こう説明するのは運営会社、スガキコシステムズ株式会社・取締役の菅木寿一(じゅいち)氏だ。創業一族の孫世代の同氏も、自宅近くにある店の味に親しんで育った。戦後すぐの1946年に開業した同社は、創業翌々年(1948年)にラーメンが加わり、店名が「すがきや」となった。当時は1杯30円。1950年代は70円、60年代は90円、76年から78年まで140円で販売した。近年は原材料などの高騰により、270円、290円、300円と小刻みに値上げして昨年3月から320円となったが、創業以来、庶民価格の店なのだ。
320円でラーメンを出せる秘訣は、麺を自社で一括製造するなど徹底してコストを見直した名古屋流経営の成果だ。
「そうした歴史もあり、お客様は当店に対して麺類300円台を求める傾向が強い。『味噌ラーメン』(430円)や『あんかけ温野菜ラーメン』(430円)など、季節限定も含めて400円台の麺類も揃えていますが、赤丼に比べると販売数は多くありません」(菅木氏)
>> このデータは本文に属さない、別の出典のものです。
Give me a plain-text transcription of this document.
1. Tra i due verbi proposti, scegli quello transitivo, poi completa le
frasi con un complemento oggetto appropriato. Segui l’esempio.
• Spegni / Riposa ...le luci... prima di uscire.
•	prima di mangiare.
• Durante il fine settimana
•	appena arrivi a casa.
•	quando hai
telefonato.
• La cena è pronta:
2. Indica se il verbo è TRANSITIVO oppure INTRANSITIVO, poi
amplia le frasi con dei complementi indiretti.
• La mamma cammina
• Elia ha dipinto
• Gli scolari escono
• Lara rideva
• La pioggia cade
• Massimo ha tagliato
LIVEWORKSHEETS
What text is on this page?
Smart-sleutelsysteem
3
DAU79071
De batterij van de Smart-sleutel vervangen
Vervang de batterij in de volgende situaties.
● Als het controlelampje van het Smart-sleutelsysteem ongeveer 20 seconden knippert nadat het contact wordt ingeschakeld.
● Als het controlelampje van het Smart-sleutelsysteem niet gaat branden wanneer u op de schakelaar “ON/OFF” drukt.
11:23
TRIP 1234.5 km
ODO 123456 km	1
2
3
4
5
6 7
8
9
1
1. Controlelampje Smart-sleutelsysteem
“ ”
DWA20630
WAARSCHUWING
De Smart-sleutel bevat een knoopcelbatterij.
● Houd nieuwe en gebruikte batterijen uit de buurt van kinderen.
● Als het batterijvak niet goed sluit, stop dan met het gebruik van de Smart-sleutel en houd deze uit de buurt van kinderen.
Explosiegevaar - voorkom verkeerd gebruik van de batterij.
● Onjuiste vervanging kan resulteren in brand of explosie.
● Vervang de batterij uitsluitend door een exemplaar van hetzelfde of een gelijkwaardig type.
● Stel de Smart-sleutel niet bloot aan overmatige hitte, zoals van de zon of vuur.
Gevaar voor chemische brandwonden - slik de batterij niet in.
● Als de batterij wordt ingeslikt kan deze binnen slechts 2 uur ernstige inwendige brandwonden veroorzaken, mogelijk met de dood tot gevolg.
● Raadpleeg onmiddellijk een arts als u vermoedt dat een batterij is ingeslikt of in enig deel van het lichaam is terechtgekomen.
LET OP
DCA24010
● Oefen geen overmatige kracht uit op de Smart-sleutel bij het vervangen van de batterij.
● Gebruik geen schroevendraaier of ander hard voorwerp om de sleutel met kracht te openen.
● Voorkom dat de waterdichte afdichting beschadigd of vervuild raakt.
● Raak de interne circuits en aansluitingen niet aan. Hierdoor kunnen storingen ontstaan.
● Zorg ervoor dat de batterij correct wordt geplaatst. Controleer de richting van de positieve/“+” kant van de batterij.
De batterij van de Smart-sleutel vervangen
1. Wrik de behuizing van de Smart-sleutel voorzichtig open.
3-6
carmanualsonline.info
全麺類が500円未満という低価格だが、400円台のラーメンを「スガキヤにしては高い」と感じるのは、ブランドイメージからだろう。この価格戦略は、かつての看板メニュー「290円ラーメン」を2014年に販売中止にした幸楽苑とは大きく異なる。筆者は同店も定点観測してきたが、現在、幸楽苑のメニューは税込600円台の麺類が中心。平日のランチタイムには600円台、700円台のセットも多いが、それ以外は麺類+サイドメニュー(たとえば餃子と半チャーハンで+475円)を頼むと、大半が1000円を超えてしまう。